Acceptance criteria:
- applyCode("SAVE10") reduces the subtotal by 10% and returns the new total.
- An unknown code returns the unchanged total and { applied: false }.
- A valid code returns { applied: true, code, percentOff }.
Edge cases:
- Empty/whitespace code -> treated as unknown, total unchanged.
- Code is case-insensitive.
- Only one code active; a second replaces the first.
Discount applies to subtotal before tax.
## Constraints & response
- Only modify cart.ts. No new dependencies. No speculative abstractions.
- Show me your plan (files, approach per criterion, assumptions) before
writing code. Wait for my go-ahead.
Compare this envelope to "add discount codes to cart.ts please." Same agent, same model, wildly different reliability. The structure is doing the work.
What not to include
Three things bloat a prompt without helping:
- The whole codebase. Name what is relevant; let the agent read the rest.
- Restating the obvious. The agent knows what a unit test is. Spend words on your requirements, not on tutorials.
- Aggressive over-instruction. Modern agents follow instructions closely. Piling on "CRITICAL: YOU MUST ALWAYS..." tends to backfire and cause overtriggering. State it once, plainly.

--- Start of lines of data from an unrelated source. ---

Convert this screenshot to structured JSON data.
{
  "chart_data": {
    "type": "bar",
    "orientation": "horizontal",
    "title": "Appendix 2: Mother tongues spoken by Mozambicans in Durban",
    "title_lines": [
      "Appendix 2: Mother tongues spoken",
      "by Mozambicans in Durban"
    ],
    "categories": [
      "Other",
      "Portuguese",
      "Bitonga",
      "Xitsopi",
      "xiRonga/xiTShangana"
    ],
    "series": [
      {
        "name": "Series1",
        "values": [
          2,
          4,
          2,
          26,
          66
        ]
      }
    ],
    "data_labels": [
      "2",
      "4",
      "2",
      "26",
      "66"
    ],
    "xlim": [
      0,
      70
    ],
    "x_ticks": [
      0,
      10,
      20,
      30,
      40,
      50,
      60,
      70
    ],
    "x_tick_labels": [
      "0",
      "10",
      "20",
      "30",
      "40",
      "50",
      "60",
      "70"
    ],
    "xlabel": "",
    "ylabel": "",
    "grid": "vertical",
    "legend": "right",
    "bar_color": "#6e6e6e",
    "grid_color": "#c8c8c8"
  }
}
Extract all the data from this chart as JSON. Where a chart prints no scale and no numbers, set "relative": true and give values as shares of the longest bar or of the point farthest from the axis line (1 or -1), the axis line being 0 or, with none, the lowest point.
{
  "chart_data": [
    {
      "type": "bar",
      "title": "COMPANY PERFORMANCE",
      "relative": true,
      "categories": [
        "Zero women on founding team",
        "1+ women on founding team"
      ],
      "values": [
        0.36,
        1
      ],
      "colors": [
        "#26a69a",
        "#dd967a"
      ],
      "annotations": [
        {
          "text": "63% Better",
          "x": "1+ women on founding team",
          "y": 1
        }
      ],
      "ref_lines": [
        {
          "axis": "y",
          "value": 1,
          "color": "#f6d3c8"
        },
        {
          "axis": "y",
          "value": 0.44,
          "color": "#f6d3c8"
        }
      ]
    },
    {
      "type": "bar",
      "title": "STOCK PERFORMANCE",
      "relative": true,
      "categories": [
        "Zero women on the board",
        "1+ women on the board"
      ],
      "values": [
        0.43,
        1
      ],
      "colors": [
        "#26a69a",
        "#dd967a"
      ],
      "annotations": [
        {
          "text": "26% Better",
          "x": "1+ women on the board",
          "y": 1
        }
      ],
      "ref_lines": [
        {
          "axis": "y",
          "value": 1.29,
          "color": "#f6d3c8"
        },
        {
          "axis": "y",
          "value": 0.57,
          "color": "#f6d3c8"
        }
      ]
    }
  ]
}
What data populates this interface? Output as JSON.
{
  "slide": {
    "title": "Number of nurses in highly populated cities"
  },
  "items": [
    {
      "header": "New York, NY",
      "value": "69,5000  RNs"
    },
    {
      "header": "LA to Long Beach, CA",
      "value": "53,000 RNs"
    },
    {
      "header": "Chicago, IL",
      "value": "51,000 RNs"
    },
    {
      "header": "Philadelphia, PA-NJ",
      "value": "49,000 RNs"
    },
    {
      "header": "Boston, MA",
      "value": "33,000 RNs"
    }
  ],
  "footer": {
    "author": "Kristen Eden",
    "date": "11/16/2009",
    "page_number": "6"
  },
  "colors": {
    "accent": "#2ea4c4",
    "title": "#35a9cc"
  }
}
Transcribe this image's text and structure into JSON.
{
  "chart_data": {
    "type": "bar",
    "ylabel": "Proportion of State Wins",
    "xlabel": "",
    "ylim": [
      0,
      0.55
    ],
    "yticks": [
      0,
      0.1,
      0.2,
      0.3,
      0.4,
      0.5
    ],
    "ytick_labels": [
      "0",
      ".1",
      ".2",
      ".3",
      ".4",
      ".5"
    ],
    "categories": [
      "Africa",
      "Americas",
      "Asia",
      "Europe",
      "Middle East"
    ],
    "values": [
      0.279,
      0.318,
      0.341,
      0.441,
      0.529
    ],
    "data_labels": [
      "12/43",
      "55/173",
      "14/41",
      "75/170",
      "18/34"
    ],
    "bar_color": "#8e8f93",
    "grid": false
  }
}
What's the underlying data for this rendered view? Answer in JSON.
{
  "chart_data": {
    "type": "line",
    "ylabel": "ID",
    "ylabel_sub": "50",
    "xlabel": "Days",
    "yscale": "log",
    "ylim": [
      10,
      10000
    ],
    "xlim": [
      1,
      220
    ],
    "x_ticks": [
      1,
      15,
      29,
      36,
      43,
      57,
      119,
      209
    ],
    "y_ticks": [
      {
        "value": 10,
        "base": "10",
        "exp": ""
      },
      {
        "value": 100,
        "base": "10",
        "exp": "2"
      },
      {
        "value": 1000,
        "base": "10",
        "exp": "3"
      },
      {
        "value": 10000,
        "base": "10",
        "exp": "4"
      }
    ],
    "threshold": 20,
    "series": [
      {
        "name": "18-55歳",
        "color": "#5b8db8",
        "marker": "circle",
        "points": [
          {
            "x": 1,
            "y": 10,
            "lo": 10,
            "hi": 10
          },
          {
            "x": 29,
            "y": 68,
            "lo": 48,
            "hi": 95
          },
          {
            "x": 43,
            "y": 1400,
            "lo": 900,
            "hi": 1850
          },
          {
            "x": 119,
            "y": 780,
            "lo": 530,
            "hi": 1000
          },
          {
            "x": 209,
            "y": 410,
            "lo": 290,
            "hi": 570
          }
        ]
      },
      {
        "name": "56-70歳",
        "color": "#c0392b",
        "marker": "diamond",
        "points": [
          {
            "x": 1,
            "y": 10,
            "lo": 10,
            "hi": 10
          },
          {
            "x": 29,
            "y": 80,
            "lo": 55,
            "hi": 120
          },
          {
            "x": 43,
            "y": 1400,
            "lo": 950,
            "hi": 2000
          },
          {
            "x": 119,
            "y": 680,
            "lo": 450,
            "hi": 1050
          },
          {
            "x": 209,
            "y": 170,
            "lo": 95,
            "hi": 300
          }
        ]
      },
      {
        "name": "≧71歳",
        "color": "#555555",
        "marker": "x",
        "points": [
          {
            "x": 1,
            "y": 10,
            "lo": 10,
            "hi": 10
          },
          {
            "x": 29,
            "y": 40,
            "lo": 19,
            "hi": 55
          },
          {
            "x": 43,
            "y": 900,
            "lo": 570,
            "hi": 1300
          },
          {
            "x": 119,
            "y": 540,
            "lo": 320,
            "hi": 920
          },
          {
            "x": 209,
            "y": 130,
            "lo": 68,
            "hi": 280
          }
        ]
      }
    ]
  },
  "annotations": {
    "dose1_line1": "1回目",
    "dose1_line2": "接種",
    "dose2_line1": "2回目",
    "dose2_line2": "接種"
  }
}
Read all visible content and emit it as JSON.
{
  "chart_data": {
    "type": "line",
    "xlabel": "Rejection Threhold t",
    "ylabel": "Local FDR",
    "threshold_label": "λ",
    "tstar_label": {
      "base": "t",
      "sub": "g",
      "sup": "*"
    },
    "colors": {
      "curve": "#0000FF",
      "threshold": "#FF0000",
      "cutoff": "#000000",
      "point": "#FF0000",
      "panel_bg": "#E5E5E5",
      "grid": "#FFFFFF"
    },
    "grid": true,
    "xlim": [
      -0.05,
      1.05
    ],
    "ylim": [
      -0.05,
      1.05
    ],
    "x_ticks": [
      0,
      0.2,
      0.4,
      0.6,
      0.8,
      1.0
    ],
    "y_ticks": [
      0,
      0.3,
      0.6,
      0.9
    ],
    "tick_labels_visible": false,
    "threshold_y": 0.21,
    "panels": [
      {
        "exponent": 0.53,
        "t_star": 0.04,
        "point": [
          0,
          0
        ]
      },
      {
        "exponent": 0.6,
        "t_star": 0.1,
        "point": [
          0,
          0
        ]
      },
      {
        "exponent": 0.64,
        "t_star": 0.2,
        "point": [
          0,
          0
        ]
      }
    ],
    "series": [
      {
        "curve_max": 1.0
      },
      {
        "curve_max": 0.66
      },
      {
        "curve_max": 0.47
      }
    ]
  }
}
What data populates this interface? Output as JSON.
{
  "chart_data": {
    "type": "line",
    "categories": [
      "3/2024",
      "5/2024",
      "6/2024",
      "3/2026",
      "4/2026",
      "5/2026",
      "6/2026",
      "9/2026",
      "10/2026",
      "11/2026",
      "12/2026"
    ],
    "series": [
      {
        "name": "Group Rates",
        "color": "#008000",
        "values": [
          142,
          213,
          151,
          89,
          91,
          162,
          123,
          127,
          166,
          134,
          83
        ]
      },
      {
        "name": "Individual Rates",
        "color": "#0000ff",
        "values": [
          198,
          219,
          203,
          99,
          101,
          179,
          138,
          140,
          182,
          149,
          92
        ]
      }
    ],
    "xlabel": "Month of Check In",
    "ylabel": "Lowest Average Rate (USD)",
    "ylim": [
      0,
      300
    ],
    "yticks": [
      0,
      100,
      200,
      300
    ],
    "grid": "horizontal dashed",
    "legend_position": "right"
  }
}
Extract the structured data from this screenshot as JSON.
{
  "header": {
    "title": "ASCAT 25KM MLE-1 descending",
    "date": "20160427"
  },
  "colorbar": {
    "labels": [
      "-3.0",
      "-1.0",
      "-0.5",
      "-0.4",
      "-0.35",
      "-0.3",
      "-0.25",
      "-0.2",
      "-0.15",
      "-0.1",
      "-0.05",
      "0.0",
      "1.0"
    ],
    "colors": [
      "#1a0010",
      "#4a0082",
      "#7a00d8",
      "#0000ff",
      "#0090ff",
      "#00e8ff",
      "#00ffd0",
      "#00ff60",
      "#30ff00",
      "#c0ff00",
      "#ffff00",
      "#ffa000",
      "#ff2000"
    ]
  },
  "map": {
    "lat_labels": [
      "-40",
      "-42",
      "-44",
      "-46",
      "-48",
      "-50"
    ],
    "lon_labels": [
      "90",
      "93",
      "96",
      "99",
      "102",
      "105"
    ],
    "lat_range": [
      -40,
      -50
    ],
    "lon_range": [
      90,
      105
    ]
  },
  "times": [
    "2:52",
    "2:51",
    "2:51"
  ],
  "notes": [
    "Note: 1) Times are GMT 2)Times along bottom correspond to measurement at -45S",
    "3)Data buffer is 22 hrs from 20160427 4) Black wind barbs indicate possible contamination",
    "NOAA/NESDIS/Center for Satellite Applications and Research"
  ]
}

Practice in the playground
Open the prompt playground in this lesson and try this exercise. Take a tiny task you understand well — say, "a function that converts a list of {name, score} objects into a leaderboard string." First write the vague one-liner. Then rewrite it with the three layers: context (where it lives, what format you want), spec (criteria for ties, empty list, ordering), constraints (no dependencies, plan first). Notice how much more of your intent survives into the result.
Key Takeaways
- An effective agent prompt has three layers in order: context, spec, constraints.
- Context orients the agent — name the relevant files and the reason behind the task; let the agent read code itself.
- Drop the spec in verbatim with its headings; the structure helps the agent build a checklist.
- The constraint layer also defines the response shape — ask for assumptions and a plan.
- For anything non-trivial, ask for a plan before code; it catches wrong approaches and unclear specs cheaply.
- Do not bloat the prompt with the whole codebase, the obvious, or aggressive over-instruction.